Using right angle trigonometry, we can find out that $\sec \left(\theta\right) = \frac{3 \sqrt{5}}{5}$.

Explanation:

To solve this problem, we can use a right triangle. Here is what mine looks like:

(We know the triangle is in this orientation because theta is in the first quadrant).

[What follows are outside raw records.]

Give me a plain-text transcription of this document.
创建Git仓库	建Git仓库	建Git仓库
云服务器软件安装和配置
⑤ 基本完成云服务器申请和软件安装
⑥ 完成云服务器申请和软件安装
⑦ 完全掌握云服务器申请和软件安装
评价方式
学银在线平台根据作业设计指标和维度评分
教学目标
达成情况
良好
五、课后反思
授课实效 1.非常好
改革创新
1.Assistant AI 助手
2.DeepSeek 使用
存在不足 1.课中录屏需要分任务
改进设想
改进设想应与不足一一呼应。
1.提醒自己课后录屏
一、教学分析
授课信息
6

We are told that $\sin \left(\theta\right) = \frac{2}{3}$, so by using the very helpful tool SOHCAHTOA we know that sine is the opposite of the triangle over the hypotenuse of the triangle, which here is $\frac{a}{c}$. So $a = 2$ and $c = 3$. Then we can use the Pythagorean Theorem to figure out that side $b$ equals $\sqrt{{c}^{2} - {a}^{2}} = \sqrt{9 - 4} = \sqrt{5}$. We know that $\sec \left(\theta\right) = \frac{1}{\cos} \left(\theta\right) = \frac{1}{\frac{b}{c}} = \frac{c}{b}$, and since we know $c$ and $b$, we can solve for $\sec \left(\theta\right)$, which equals $\frac{3 \sqrt{5}}{5.}$